In the new study, Seo and his colleagues extend this record back to 1979 – and provided the first “evidence of a permanent shift in Earth’s hydrological cycle due to climate change,” said hydrologist Luis Samaniego, who was not involved in the study and wrote a review article on the research.
Since direct observations of global water storage on land were scarce before 2002, the team looked at two other longer datasets as indicators: global sea-level rise and Earth’s tilt.
Global sea-level rise is largely fed by the melting of glaciers and ice sheets, but it is also affected by changing the amount of water on land. When water leaves the continents, it ends up in the oceans, Famiglietti said.
At the same time, moving water from one part of Earth to another can affect the planet’s rotation around its axis. Earth spins on an imaginary line between the North and South poles, but the exact position of the line isn’t fixed. The points where Earth’s axis of rotation meets Earth’s surface wobbles and drifts a few meters each year – called polar motion. (These changes aren’t noticeable to people but is perceptible by GPS systems on phones.)

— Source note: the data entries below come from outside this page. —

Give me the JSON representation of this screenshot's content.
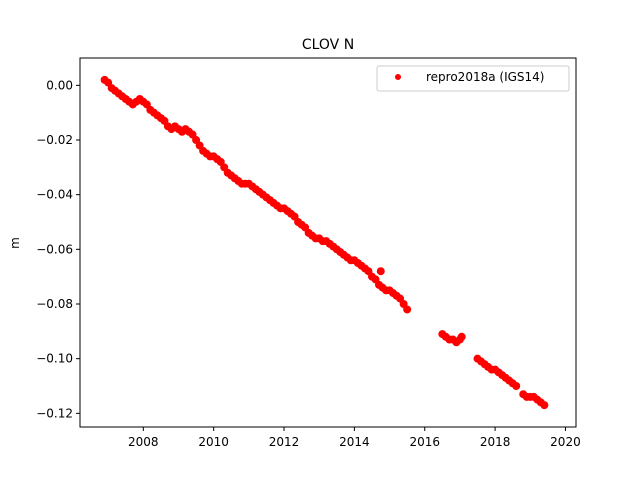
{
  "chart_data": {
    "type": "scatter",
    "title": "CLOV N",
    "xlabel": "",
    "ylabel": "m",
    "xlim": [
      2006.2,
      2020.3
    ],
    "ylim": [
      -0.125,
      0.01
    ],
    "x_ticks": [
      2008,
      2010,
      2012,
      2014,
      2016,
      2018,
      2020
    ],
    "x_tick_labels": [
      "2008",
      "2010",
      "2012",
      "2014",
      "2016",
      "2018",
      "2020"
    ],
    "y_ticks": [
      0.0,
      -0.02,
      -0.04,
      -0.06,
      -0.08,
      -0.1,
      -0.12
    ],
    "y_tick_labels": [
      "0.00",
      "−0.02",
      "−0.04",
      "−0.06",
      "−0.08",
      "−0.10",
      "−0.12"
    ],
    "grid": false,
    "legend_position": "top-right",
    "series": [
      {
        "name": "repro2018a (IGS14)",
        "color": "#ff0000",
        "marker": "circle",
        "points": [
          [
            2006.9,
            0.002
          ],
          [
            2007.0,
            0.001
          ],
          [
            2007.1,
            -0.001
          ],
          [
            2007.2,
            -0.002
          ],
          [
            2007.3,
            -0.003
          ],
          [
            2007.4,
            -0.004
          ],
          [
            2007.5,
            -0.005
          ],
          [
            2007.6,
            -0.006
          ],
          [
            2007.7,
            -0.007
          ],
          [
            2007.8,
            -0.006
          ],
          [
            2007.9,
            -0.005
          ],
          [
            2008.0,
            -0.006
          ],
          [
            2008.1,
            -0.007
          ],
          [
            2008.2,
            -0.009
          ],
          [
            2008.3,
            -0.01
          ],
          [
            2008.4,
            -0.011
          ],
          [
            2008.5,
            -0.012
          ],
          [
            2008.6,
            -0.013
          ],
          [
            2008.7,
            -0.015
          ],
          [
            2008.8,
            -0.016
          ],
          [
            2008.9,
            -0.015
          ],
          [
            2009.0,
            -0.016
          ],
          [
            2009.1,
            -0.017
          ],
          [
            2009.2,
            -0.016
          ],
          [
            2009.3,
            -0.017
          ],
          [
            2009.4,
            -0.018
          ],
          [
            2009.5,
            -0.02
          ],
          [
            2009.6,
            -0.022
          ],
          [
            2009.7,
            -0.024
          ],
          [
            2009.8,
            -0.025
          ],
          [
            2009.9,
            -0.026
          ],
          [
            2010.0,
            -0.026
          ],
          [
            2010.1,
            -0.027
          ],
          [
            2010.2,
            -0.028
          ],
          [
            2010.3,
            -0.03
          ],
          [
            2010.4,
            -0.032
          ],
          [
            2010.5,
            -0.033
          ],
          [
            2010.6,
            -0.034
          ],
          [
            2010.7,
            -0.035
          ],
          [
            2010.8,
            -0.036
          ],
          [
            2010.9,
            -0.036
          ],
          [
            2011.0,
            -0.036
          ],
          [
            2011.1,
            -0.037
          ],
          [
            2011.2,
            -0.038
          ],
          [
            2011.3,
            -0.039
          ],
          [
            2011.4,
            -0.04
          ],
          [
            2011.5,
            -0.041
          ],
          [
            2011.6,
            -0.042
          ],
          [
            2011.7,
            -0.043
          ],
          [
            2011.8,
            -0.044
          ],
          [
            2011.9,
            -0.045
          ],
          [
            2012.0,
            -0.045
          ],
          [
            2012.1,
            -0.046
          ],
          [
            2012.2,
            -0.047
          ],
          [
            2012.3,
            -0.048
          ],
          [
            2012.4,
            -0.05
          ],
          [
            2012.5,
            -0.051
          ],
          [
            2012.6,
            -0.052
          ],
          [
            2012.7,
            -0.054
          ],
          [
            2012.8,
            -0.055
          ],
          [
            2012.9,
            -0.056
          ],
          [
            2013.0,
            -0.056
          ],
          [
            2013.1,
            -0.057
          ],
          [
            2013.2,
            -0.057
          ],
          [
            2013.3,
            -0.058
          ],
          [
            2013.4,
            -0.059
          ],
          [
            2013.5,
            -0.06
          ],
          [
            2013.6,
            -0.061
          ],
          [
            2013.7,
            -0.062
          ],
          [
            2013.8,
            -0.063
          ],
          [
            2013.9,
            -0.064
          ],
          [
            2014.0,
            -0.064
          ],
          [
            2014.1,
            -0.065
          ],
          [
            2014.2,
            -0.066
          ],
          [
            2014.3,
            -0.067
          ],
          [
            2014.4,
            -0.068
          ],
          [
            2014.5,
            -0.07
          ],
          [
            2014.6,
            -0.071
          ],
          [
            2014.7,
            -0.073
          ],
          [
            2014.75,
            -0.068
          ],
          [
            2014.8,
            -0.074
          ],
          [
            2014.9,
            -0.075
          ],
          [
            2015.0,
            -0.075
          ],
          [
            2015.1,
            -0.076
          ],
          [
            2015.2,
            -0.077
          ],
          [
            2015.3,
            -0.078
          ],
          [
            2015.4,
            -0.08
          ],
          [
            2015.5,
            -0.082
          ],
          [
            2016.5,
            -0.091
          ],
          [
            2016.6,
            -0.092
          ],
          [
            2016.7,
            -0.093
          ],
          [
            2016.8,
            -0.093
          ],
          [
            2016.9,
            -0.094
          ],
          [
            2017.0,
            -0.093
          ],
          [
            2017.05,
            -0.092
          ],
          [
            2017.5,
            -0.1
          ],
          [
            2017.6,
            -0.101
          ],
          [
            2017.7,
            -0.102
          ],
          [
            2017.8,
            -0.103
          ],
          [
            2017.9,
            -0.104
          ],
          [
            2018.0,
            -0.104
          ],
          [
            2018.1,
            -0.105
          ],
          [
            2018.2,
            -0.106
          ],
          [
            2018.3,
            -0.107
          ],
          [
            2018.4,
            -0.108
          ],
          [
            2018.5,
            -0.109
          ],
          [
            2018.6,
            -0.11
          ],
          [
            2018.8,
            -0.113
          ],
          [
            2018.9,
            -0.114
          ],
          [
            2019.0,
            -0.114
          ],
          [
            2019.1,
            -0.114
          ],
          [
            2019.2,
            -0.115
          ],
          [
            2019.3,
            -0.116
          ],
          [
            2019.4,
            -0.117
          ]
        ]
      }
    ]
  }
}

Previously, Famiglietti and his same colleagues found removing groundwater shifted Earth’s tilt 31.5 inches eastward. In the new study, the team also found polar motion underwent observable changes from global groundwater loss from 1993 to 2010.

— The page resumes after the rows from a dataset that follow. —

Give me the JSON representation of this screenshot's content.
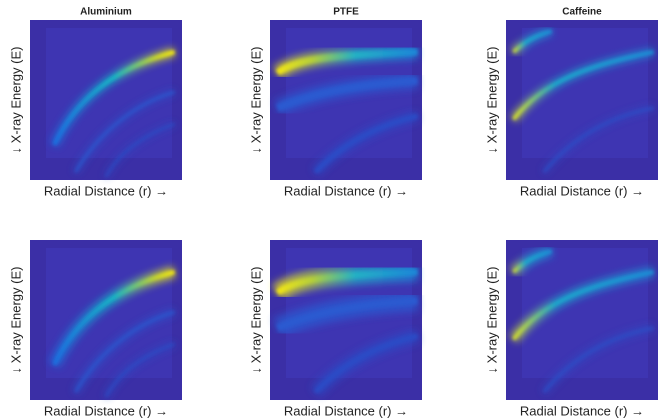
{
  "figure": {
    "rows": [
      {
        "panels": [
          {
            "title": "Aluminium",
            "xlabel": "Radial Distance (r) →",
            "ylabel": "↓ X-ray Energy (E)"
          },
          {
            "title": "PTFE",
            "xlabel": "Radial Distance (r) →",
            "ylabel": "↓ X-ray Energy (E)"
          },
          {
            "title": "Caffeine",
            "xlabel": "Radial Distance (r) →",
            "ylabel": "↓ X-ray Energy (E)"
          }
        ]
      },
      {
        "panels": [
          {
            "xlabel": "Radial Distance (r) →",
            "ylabel": "↓ X-ray Energy (E)"
          },
          {
            "xlabel": "Radial Distance (r) →",
            "ylabel": "↓ X-ray Energy (E)"
          },
          {
            "xlabel": "Radial Distance (r) →",
            "ylabel": "↓ X-ray Energy (E)"
          }
        ]
      }
    ]
  }
}
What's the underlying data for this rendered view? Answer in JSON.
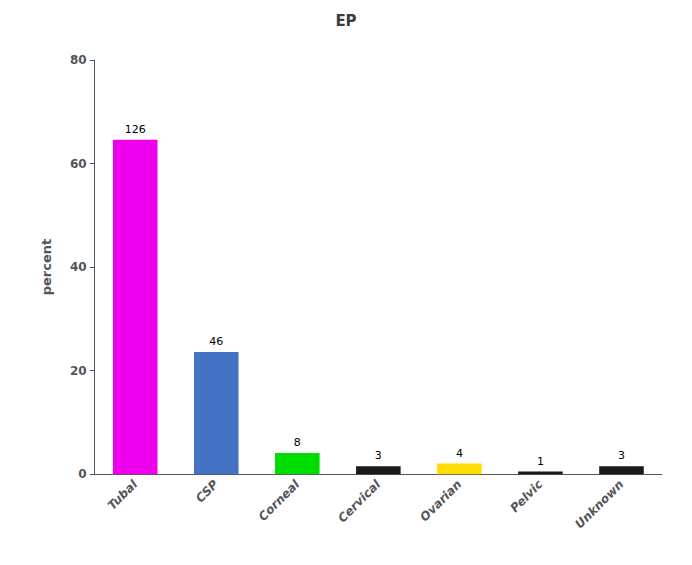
{
  "chart_data": {
    "type": "bar",
    "title": "EP",
    "categories": [
      "Tubal",
      "CSP",
      "Corneal",
      "Cervical",
      "Ovarian",
      "Pelvic",
      "Unknown"
    ],
    "values": [
      64.6,
      23.6,
      4.1,
      1.54,
      2.05,
      0.51,
      1.54
    ],
    "counts": [
      126,
      46,
      8,
      3,
      4,
      1,
      3
    ],
    "colors": [
      "#EE00EE",
      "#4472C4",
      "#00DD00",
      "#1A1A1A",
      "#FFDD00",
      "#1A1A1A",
      "#1A1A1A"
    ],
    "ylabel": "percent",
    "ylim": [
      0,
      80
    ],
    "yticks": [
      0,
      20,
      40,
      60,
      80
    ],
    "grid": false
  }
}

Samaniego said the new study validates a long-term trend of Earth’s water cycle seen in models with not just one, but three completely independent global datasets – “an impressive scientific feat.”
These declines have been seen on a regional level, but he said this is the first “conclusive” evidence of a global shift in water storage.
As of 2021, the team said soil moisture still has not recovered and likely won’t under the current climate conditions. Prolonged droughts, which are increasing in a warming world, will prevent soil moisture from bouncing back on the given course – at least in our lifetimes.
Soil moisture “that has left the soil layers and hasn’t been replenished for decades is unlikely to return to its original levels,” said Samaniego, a researcher at Helmholtz Centre for Environmental Research.
The conclusion, researchers say, is that societies must learn to practice smarter and sustainable water resource management.
“Climate change is not only about rising temperatures, but also about long-term impacts on water availability – affecting agriculture, ecosystems and societies alike,” Samaniego said.